The federal No Child Left Behind education law will make recruitment even more difficult, rural educators said. Signed by President Bush in 2002, it requires all school districts to have "highly qualified" teachers in place by spring.

New teachers must have coursework in the subjects they teach or pass subject proficiency exams. Current teachers also can pass such tests or prove proficiency by taking college classes or enrolling in professional development programs. All teachers are required to have at least a bachelor´s degree.

In rural schools, teachers tend to be generalists who teach an array of subjects at several grade levels. As schools try to hire teachers with specific subject skills, rural educators say, states must come up with money they don´t have to compete for the best teachers.

That´s not true everywhere.

"We have been pretty successful here in attracting teachers that meet the highly qualified standards," said Silver Falls School District Superintendent Craig Roessler in Silverton. "The area we are going to have some difficulty with highly qualified teachers is in special education."

The district had four openings in special education this year.

"It´s an area we are concerned about," Roessler said, adding that the shortage of high-quality teachers is a national impasse.

Silver Falls Personnel and Curriculum Director Dale Koger returned from the Confederation of School Administrators meeting in Eugene on Thursday with a plan that might resolve his district´s special-education-qualification shortage.

The three-day meeting ended with a consensus that, if high school teachers can pass multiple subject exams, they will be considered "highly qualified."

Koger said the district has until the end of June 2006 to get teachers in the district up to the standard.

"It is a huge problem," Koger said. "If we don´t have anyone take that test, I don´t know what we are going to do."

Elsewhere, educators´ reactions are mixed.
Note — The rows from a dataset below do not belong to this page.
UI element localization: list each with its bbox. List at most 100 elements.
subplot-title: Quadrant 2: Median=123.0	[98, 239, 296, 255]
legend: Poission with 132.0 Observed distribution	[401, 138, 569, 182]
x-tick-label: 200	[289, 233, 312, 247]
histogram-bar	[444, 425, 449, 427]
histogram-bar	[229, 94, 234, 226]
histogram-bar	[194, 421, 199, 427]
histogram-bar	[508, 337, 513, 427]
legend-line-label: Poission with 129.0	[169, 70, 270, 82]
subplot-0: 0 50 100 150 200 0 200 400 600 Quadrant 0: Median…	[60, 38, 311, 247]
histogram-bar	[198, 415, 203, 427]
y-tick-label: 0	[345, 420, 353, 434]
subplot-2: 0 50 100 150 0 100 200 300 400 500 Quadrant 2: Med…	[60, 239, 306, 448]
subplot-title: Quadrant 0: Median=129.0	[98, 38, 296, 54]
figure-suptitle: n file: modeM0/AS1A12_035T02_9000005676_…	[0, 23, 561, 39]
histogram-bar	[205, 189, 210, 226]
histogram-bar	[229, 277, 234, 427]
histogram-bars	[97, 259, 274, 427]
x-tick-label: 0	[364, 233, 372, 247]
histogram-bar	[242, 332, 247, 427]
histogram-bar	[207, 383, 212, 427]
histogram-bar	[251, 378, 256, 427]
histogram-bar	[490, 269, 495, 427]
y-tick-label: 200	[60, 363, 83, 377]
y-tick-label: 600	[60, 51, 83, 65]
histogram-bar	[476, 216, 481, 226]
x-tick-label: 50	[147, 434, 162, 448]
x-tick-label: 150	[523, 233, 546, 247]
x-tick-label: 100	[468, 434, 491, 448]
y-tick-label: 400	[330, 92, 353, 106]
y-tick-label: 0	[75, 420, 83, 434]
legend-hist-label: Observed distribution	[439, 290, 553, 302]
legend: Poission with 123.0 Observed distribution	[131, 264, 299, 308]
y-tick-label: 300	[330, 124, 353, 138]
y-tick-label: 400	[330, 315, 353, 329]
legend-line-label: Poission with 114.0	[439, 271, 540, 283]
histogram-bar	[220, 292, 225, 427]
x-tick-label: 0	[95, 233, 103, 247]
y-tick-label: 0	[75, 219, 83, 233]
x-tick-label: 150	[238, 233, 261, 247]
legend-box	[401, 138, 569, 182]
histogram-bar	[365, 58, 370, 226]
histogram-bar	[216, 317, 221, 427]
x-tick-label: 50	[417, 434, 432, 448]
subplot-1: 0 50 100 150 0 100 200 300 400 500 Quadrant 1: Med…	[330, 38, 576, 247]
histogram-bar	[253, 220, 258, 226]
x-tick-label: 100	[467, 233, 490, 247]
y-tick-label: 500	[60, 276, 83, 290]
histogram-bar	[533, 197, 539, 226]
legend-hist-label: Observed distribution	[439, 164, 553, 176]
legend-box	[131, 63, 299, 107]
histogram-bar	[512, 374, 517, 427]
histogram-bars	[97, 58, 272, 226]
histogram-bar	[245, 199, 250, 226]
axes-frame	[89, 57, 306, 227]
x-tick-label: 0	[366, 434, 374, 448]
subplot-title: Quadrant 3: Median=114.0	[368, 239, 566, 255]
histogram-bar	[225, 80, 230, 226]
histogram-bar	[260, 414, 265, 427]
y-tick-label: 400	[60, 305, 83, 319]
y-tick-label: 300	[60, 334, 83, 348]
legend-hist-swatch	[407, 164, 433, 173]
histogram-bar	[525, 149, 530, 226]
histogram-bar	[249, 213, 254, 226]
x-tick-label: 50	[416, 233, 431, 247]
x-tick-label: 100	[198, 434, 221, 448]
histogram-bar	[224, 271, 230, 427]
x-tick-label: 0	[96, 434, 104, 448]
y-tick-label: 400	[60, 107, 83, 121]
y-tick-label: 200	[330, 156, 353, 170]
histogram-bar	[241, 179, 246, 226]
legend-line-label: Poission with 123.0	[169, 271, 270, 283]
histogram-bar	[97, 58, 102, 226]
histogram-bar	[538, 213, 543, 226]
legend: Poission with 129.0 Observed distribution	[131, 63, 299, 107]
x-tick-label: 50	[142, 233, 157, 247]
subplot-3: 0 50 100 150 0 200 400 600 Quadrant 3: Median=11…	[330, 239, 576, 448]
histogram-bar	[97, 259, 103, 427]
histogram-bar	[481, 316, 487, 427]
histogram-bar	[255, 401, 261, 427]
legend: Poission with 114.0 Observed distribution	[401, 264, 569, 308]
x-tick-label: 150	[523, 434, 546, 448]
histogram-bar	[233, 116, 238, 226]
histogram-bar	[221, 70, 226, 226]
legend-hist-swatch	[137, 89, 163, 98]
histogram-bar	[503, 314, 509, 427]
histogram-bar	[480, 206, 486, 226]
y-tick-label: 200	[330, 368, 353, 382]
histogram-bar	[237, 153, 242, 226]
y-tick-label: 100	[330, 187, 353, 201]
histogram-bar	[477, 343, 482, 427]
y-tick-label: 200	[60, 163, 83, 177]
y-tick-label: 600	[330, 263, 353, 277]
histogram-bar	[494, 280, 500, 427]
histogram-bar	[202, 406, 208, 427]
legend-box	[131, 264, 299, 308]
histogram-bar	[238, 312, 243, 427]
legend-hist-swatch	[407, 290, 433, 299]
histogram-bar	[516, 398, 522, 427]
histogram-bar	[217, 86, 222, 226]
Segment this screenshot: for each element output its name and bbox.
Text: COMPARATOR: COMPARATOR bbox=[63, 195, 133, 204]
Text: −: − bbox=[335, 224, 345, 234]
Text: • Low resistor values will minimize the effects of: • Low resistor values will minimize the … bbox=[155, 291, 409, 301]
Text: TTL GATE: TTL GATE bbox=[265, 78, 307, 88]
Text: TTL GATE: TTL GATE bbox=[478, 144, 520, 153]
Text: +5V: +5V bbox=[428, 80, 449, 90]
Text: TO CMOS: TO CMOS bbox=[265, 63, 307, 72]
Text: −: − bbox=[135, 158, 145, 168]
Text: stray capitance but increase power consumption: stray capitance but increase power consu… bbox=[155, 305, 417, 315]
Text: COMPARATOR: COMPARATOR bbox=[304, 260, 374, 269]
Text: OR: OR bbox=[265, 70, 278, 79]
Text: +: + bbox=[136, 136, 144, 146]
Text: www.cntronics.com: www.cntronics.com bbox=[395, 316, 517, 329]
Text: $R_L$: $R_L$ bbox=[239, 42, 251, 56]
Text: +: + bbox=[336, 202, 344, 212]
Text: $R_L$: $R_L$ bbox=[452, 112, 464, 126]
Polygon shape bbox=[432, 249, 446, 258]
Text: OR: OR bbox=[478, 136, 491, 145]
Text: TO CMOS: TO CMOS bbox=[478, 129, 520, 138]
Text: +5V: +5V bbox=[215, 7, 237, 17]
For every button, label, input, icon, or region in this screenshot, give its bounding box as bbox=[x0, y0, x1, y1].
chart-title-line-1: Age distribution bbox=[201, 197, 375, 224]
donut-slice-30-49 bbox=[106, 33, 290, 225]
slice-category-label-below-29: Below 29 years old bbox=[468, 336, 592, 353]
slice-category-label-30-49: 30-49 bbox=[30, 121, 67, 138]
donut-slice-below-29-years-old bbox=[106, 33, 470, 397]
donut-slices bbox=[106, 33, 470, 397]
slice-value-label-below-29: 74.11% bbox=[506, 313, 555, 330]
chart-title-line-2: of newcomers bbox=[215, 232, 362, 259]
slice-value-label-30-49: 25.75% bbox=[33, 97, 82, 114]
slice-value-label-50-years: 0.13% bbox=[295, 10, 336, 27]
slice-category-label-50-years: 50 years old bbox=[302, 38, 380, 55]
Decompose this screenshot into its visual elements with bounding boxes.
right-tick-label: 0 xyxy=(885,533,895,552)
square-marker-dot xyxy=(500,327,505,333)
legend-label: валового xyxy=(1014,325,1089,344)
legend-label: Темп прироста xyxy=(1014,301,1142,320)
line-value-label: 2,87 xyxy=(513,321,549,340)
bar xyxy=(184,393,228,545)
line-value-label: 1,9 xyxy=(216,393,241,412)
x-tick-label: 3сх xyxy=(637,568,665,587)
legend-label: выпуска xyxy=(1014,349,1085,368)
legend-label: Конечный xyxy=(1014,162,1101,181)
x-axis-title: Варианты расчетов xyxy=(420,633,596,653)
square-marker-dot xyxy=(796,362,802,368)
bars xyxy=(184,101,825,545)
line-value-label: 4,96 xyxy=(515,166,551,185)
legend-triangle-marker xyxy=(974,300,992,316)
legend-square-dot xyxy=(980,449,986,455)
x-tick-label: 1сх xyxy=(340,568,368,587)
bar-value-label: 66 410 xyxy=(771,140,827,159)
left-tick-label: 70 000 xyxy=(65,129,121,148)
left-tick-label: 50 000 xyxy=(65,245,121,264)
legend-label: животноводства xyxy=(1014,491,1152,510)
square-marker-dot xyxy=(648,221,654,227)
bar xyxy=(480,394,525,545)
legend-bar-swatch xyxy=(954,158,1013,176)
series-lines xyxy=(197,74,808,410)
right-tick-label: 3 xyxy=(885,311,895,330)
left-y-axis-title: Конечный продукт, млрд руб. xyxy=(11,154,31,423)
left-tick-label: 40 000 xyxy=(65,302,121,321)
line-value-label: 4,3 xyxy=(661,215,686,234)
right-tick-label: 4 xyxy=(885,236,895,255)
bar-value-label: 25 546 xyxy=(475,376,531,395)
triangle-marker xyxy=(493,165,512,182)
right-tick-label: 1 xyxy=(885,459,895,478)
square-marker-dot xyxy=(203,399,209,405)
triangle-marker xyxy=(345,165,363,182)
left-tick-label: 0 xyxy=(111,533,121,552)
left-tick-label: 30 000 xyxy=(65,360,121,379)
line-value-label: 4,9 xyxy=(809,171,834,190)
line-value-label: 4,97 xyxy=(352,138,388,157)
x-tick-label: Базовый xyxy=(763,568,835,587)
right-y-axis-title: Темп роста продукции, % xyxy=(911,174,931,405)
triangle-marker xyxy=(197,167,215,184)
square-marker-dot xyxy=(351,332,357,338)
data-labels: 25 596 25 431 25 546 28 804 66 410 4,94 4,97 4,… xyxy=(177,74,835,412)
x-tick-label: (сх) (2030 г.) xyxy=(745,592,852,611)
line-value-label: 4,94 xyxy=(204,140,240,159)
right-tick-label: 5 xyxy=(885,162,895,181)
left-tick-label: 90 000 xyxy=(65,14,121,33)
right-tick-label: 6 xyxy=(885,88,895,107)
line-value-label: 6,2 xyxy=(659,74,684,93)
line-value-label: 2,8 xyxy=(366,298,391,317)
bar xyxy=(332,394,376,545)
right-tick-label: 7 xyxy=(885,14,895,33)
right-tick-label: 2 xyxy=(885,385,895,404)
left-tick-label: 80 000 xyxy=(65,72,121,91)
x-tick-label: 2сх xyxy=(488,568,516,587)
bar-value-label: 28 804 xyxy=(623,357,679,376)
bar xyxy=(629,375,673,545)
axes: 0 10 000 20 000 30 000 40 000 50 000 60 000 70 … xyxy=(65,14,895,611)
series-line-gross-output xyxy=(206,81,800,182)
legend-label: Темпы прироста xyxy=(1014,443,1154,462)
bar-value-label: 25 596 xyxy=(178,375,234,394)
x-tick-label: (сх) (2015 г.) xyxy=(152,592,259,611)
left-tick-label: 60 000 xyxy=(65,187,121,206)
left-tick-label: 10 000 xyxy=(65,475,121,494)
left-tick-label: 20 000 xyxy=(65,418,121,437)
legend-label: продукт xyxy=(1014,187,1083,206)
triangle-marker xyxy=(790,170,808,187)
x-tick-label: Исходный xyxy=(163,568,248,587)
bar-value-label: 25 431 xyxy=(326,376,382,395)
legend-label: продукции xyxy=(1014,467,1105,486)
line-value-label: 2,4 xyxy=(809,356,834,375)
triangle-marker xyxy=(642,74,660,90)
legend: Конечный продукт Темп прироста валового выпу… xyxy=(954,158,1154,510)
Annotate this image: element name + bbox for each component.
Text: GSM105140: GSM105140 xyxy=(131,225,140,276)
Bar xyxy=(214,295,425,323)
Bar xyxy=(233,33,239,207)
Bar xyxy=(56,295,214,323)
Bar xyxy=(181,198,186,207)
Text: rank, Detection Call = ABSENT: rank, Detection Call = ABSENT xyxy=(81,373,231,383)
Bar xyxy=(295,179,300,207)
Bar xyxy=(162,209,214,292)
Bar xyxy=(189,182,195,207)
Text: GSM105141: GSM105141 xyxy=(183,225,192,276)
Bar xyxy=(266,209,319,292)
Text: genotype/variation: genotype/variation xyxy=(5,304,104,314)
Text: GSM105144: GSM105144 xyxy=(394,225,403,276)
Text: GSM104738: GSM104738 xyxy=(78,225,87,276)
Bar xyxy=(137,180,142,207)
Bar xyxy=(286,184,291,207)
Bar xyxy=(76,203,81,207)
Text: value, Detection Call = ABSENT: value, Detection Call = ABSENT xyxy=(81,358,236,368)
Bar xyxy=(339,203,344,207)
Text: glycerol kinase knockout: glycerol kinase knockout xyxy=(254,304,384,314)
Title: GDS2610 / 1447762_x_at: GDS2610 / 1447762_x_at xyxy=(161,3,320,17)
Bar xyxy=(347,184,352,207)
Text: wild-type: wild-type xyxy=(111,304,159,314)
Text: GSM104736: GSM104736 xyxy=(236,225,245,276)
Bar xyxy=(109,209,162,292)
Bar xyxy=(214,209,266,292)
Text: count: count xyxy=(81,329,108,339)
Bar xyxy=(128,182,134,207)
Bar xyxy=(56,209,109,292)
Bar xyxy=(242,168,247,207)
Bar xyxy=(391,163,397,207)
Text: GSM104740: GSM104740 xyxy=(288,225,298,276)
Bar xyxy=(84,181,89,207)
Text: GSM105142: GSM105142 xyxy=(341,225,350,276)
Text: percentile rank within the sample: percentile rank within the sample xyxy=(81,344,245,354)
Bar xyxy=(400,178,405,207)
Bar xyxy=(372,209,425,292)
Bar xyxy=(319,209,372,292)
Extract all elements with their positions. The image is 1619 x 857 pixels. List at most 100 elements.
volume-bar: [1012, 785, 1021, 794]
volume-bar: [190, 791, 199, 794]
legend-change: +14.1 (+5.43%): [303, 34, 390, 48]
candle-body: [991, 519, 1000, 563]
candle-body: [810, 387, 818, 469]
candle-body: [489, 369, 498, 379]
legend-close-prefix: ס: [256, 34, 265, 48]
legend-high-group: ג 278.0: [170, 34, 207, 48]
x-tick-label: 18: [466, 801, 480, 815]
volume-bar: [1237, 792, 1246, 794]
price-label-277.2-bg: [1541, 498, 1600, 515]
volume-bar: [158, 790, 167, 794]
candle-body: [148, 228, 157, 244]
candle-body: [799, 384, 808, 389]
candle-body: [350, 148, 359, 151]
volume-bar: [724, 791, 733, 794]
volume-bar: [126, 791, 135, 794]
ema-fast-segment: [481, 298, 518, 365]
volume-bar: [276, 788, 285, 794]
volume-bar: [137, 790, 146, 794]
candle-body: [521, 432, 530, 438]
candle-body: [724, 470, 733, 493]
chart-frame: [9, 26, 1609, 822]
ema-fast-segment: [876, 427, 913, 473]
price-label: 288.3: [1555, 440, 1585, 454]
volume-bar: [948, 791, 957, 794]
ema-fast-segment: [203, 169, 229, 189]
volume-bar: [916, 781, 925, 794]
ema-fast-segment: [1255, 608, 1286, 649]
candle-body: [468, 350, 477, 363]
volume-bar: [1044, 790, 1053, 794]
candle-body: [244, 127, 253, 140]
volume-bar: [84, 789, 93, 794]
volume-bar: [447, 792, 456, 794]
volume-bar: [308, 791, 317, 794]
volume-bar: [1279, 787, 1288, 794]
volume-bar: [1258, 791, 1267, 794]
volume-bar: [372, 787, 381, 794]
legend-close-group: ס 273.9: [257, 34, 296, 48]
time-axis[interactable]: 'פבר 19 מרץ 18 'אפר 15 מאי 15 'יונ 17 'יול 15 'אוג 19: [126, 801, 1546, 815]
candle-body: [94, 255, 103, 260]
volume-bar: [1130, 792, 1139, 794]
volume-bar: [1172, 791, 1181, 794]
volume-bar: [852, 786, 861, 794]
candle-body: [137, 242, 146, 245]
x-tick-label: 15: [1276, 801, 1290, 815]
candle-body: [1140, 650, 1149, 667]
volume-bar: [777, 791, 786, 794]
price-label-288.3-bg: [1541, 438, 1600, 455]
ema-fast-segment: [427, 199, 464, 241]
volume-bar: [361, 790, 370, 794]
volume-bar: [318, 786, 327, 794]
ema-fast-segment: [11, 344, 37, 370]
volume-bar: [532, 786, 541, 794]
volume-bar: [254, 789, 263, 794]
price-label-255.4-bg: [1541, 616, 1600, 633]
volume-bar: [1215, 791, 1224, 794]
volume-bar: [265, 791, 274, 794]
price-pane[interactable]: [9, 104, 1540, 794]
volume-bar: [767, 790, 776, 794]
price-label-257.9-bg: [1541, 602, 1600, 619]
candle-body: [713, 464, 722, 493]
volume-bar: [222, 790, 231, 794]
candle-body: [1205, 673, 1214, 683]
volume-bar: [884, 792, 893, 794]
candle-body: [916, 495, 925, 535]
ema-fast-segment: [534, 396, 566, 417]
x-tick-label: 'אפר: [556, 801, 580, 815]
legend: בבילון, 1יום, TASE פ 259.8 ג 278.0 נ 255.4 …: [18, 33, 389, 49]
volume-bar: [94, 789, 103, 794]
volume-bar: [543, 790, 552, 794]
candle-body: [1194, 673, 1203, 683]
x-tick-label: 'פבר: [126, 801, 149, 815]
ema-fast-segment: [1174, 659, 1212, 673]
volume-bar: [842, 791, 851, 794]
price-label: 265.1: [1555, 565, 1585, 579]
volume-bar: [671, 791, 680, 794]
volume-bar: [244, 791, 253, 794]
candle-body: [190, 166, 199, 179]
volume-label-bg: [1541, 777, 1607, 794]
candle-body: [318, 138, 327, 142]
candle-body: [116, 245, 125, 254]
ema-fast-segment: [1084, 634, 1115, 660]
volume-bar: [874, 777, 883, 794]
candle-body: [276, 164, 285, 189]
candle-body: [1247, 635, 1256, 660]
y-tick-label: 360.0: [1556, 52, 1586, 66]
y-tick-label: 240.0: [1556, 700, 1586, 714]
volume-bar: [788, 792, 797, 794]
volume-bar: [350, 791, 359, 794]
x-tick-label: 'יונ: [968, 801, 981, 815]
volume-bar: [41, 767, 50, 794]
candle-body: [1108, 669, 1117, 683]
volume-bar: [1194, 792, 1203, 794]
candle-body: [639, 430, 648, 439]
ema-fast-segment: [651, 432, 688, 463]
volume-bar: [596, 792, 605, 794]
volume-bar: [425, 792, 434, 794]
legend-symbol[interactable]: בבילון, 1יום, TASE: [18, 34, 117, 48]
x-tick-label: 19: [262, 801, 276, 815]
"The real problem is No Child Left Behind was designed to correct the ills of the educational system in urban areas," said Bob Mooneyham of the National Rural Education Association, based in Oklahoma. "Very little consideration was given to this supply-and-demand factor for rural teachers."

"It´s not like a student is graduating from a university and setting their sights on rural America to teach."

Brent Walker, the principal at Haverhill Cooperative Middle School in New Hampshire, has two teacher openings. Because his school is in a small town of 4,200 residents, he said, it is difficult to persuade teachers to move to an area where it can get 30 degrees below zero in the winter. The nearest town of significant size, Hanover, is 45 minutes south. Walker said that he doesn´t expect to have more than a handful of candidates with all the up-to-date teaching credentials in place.

"What rural districts often have to do is find the right person who´s the right fit for the school ... and invest in training that person for that unique role," he said.

States with large urban areas, such as New Jersey, Connecticut and California, pay their teachers far more than predominantly rural states such as West Virginia, Montana and the Dakotas, according to a recent survey by the National Education Association, a teachers union.

Even within states, urban school districts pay more than rural ones. Rural districts tend to have fewer students, so they cannot justify the additional expense to hire more teachers, Mooneyham said.

Low pay is a key reason three of four new Montana teachers are hired away by Nevada, Florida and California, said Claudette Morton, the director of the Montana Small Schools Alliance.

Greater Las Vegas, the fastest-growing urban area in the country, is the biggest recruiter of Montana teachers, she said.

"It’s certainly not attractive to start out at $20,000 a year when you have $40,000 to $50,000 in (college) debt," Morton said.

Recognizing that rural America will find it particularly difficult to recruit qualified teachers, the Bush administration has set aside special allocations, said Rene Islas, a teacher-quality specialist at the Education Department.

The federal government will give states $3 billion in grants to improve the quality of teachers, particularly in the poorest regions of the country. No Child Left Behind also gives the most isolated school districts as long as three years to train teachers already qualified to teach one subject to become competent in other subjects as well.

Reporter Angelina Morgan of the Silverton Appeal contributed to this article.